In those days you could be burnt for
thinking. For thinking that man's destiny was in his hands, for thinking that god did not intervene in everyday matters, for thinking that people born with deformities were not (as it was believed) the payback of their parents sins, but rather the result of a physical phenomenon in the womb, for thinking that the earth went around the sun, for thinking that man can improve his lot by rising though the ranks and was not therefore confined to the social strata in which he was born, for thinking, for thinking, for thinking. For nothing is more vilified, nothing is more despised, nothing is more hated than the serf who thinks. If only they'd left those explosive heresies safely locked up in their heads - where no man may see them. The incendiary thoughts hidden in the skull. But what good is that? What good are thoughts if they cannot be flung across the globe like seeds; taking root in people's minds and lighting the sparks of a million glorious mutinies. A billion stars born.

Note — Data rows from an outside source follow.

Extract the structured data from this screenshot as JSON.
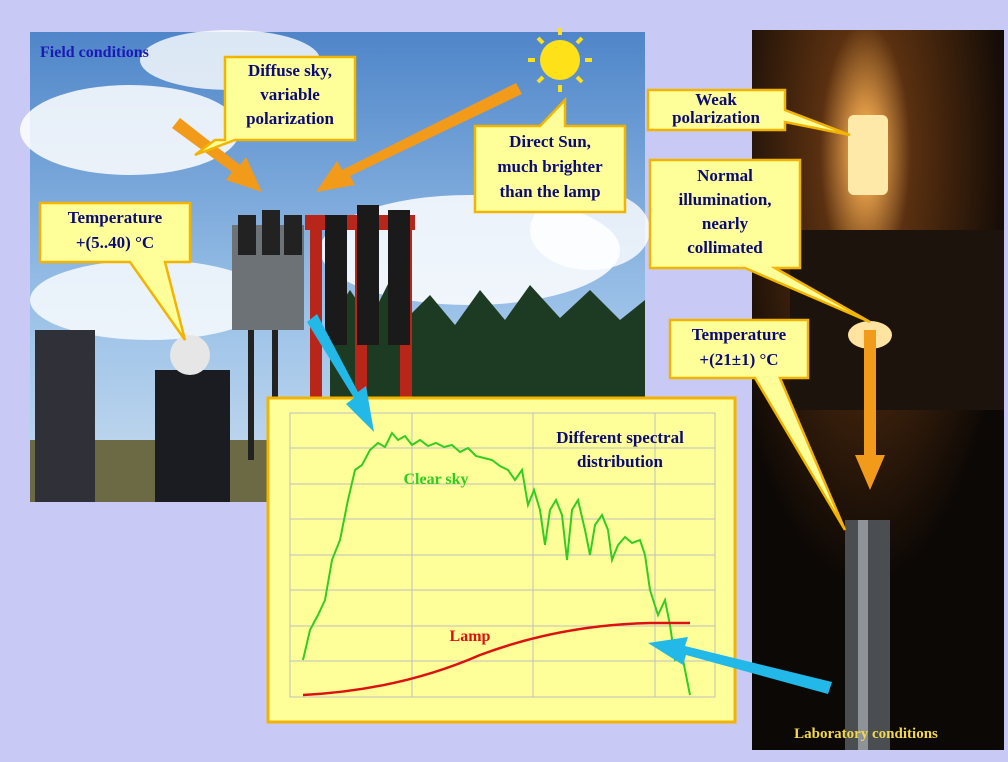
{
  "field_label": "Field conditions",
  "lab_label": "Laboratory conditions",
  "callouts": {
    "diffuse_sky": [
      "Diffuse sky,",
      "variable",
      "polarization"
    ],
    "direct_sun": [
      "Direct Sun,",
      "much brighter",
      "than the lamp"
    ],
    "field_temperature": [
      "Temperature",
      "+(5..40) °C"
    ],
    "weak_polarization": [
      "Weak",
      "polarization"
    ],
    "normal_illumination": [
      "Normal",
      "illumination,",
      "nearly",
      "collimated"
    ],
    "lab_temperature": [
      "Temperature",
      "+(21±1) °C"
    ]
  },
  "spectrum": {
    "title": [
      "Different spectral",
      "distribution"
    ],
    "clear_sky": "Clear sky",
    "lamp": "Lamp"
  }
}
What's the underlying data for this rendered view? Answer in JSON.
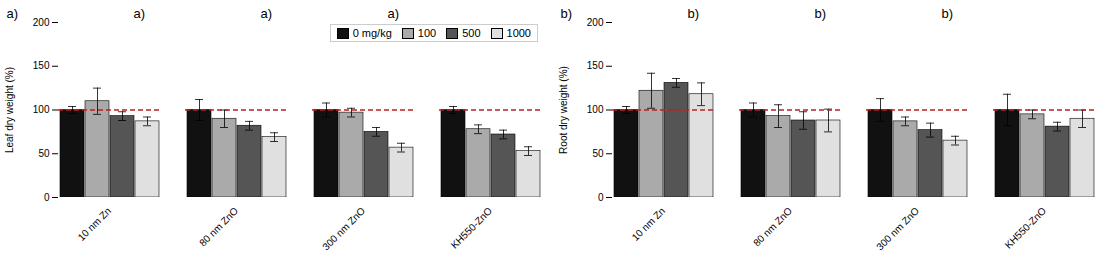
{
  "chart_data": [
    {
      "type": "bar",
      "title": "a)",
      "categories": [
        "10 nm Zn",
        "80 nm ZnO",
        "300 nm ZnO",
        "KH550-ZnO"
      ],
      "series": [
        {
          "name": "0 mg/kg",
          "color": "#111111",
          "values": [
            100,
            100,
            100,
            100
          ],
          "errors": [
            4,
            12,
            8,
            4
          ]
        },
        {
          "name": "100",
          "color": "#aaaaaa",
          "values": [
            110,
            90,
            97,
            78
          ],
          "errors": [
            15,
            10,
            5,
            5
          ]
        },
        {
          "name": "500",
          "color": "#555555",
          "values": [
            93,
            82,
            75,
            72
          ],
          "errors": [
            5,
            5,
            5,
            5
          ]
        },
        {
          "name": "1000",
          "color": "#e0e0e0",
          "values": [
            87,
            69,
            57,
            53
          ],
          "errors": [
            5,
            5,
            5,
            5
          ]
        }
      ],
      "ylabel": "Leaf dry weight (%)",
      "ylim": [
        0,
        200
      ],
      "yticks": [
        0,
        50,
        100,
        150,
        200
      ],
      "reference_line": {
        "y": 100,
        "color": "#bb2222"
      },
      "grid": false,
      "legend": "upper right"
    },
    {
      "type": "bar",
      "title": "b)",
      "categories": [
        "10 nm Zn",
        "80 nm ZnO",
        "300 nm ZnO",
        "KH550-ZnO"
      ],
      "series": [
        {
          "name": "0 mg/kg",
          "color": "#111111",
          "values": [
            100,
            100,
            100,
            100
          ],
          "errors": [
            4,
            8,
            13,
            18
          ]
        },
        {
          "name": "100",
          "color": "#aaaaaa",
          "values": [
            122,
            93,
            87,
            95
          ],
          "errors": [
            20,
            13,
            5,
            5
          ]
        },
        {
          "name": "500",
          "color": "#555555",
          "values": [
            131,
            88,
            77,
            81
          ],
          "errors": [
            5,
            10,
            8,
            5
          ]
        },
        {
          "name": "1000",
          "color": "#e0e0e0",
          "values": [
            118,
            88,
            65,
            90
          ],
          "errors": [
            13,
            13,
            5,
            10
          ]
        }
      ],
      "ylabel": "Root dry weight (%)",
      "ylim": [
        0,
        200
      ],
      "yticks": [
        0,
        50,
        100,
        150,
        200
      ],
      "reference_line": {
        "y": 100,
        "color": "#bb2222"
      },
      "grid": false
    }
  ]
}
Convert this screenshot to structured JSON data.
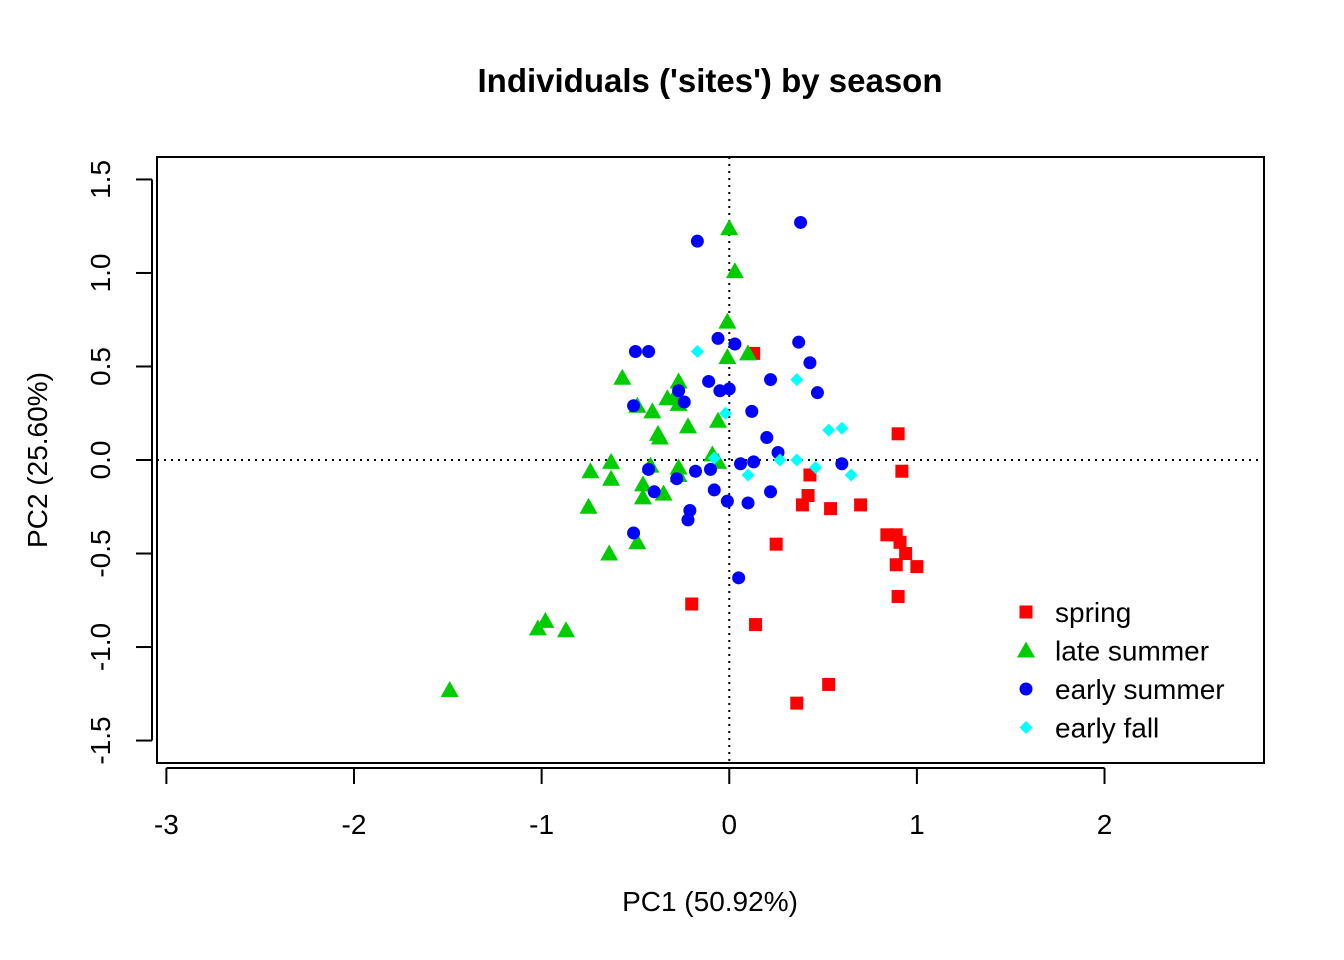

I remember when as a child I'd walk pass 'The
Commissars of the Holy' and bow in deference. But if only they could see what horrid (to them) little thoughts I beheld at those moments: You can take away my tongue but my thoughts are tongueless!

And what now? Well now they've invented the 'device'. Implanted at birth so now even our thoughts don't belong to us. Stolen! Private property! You can no longer hide and take comfort in those quiet places anymore. They'll find you even there. What is left? Tongueless, thoughtless humanity - the world now stupid and mute. But alas I am free of all that. A long ago memory. As I look through the window in my cabin I see space for what it is:
The absence of everything and yet containing everything. How can something be so empty and yet be so full? Soon the distance will be so great that I fear it will drown out, smother my memories, in a nothingness. My memories a grain of sand in a blackness that has no edge. No edge and no end it seems. I must get off this ship.